Jail diversion is a community-based alternative to jail or prison. It provides linkages among services, such as mental health and substance abuse treatment, housing, vocational and employment services, intensive case management, and peer support. A person with a mental illness has a real promise of a better life when he or she re-enters the community with a job, a home, and the continuity of behavioral health care that can sustain recovery.
Why do we need jail diversion programs?
[SLIDE 3. Percentage of offenders with mental illness]
We need them because the percentage of individuals with mental illnesses in our jails and prisons is large…and growing. A study by the Council of State and Local Governments found that “people with mental illness are falling through the cracks of this country’s social safety net and are landing in the criminal justice system at an alarming rate.” National estimates put the number at approximately a quarter-million individuals at any given time, or about 16 percent of those we incarcerate. About half of these individuals are arrested for non-violent offenses such as trespassing or disorderly conduct. Their transgressions often are the outward signs of untreated or inadequately treated mental illnesses.
[SLIDE 4. Jails are not mental institutions]

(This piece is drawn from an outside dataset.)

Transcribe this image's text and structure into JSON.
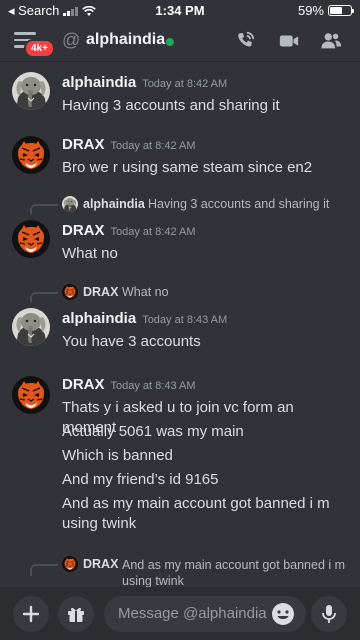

We also need jail diversion programs because our Nation’s jails and prisons were never intended to serve as mental institutions. Our jails and prisons aren’t designed to be diagnostic centers or to offer the kinds of supports and services necessary for recovery from mental illness. Most incarcerated individuals with mental illnesses receive no treatment beyond medication. One prison psychiatrist quoted in the study by the Council of State and Local Governments voiced this concern. He said, “We are literally drowning in patients, running around trying to put our fingers in the bursting dikes, while hundreds of men continue to deteriorate psychiatrically before our eyes into serious psychoses.”
The need for jail diversion programs exists for children as well as adults. For juveniles with emotional and behavioral disorders, entry into the justice system can begin a lifetime of cycling in and out. Ninety-four percent of children and teens in the juvenile justice system are NOT violent. They usually have been arrested for offenses such as vandalism, stealing, and running away from home.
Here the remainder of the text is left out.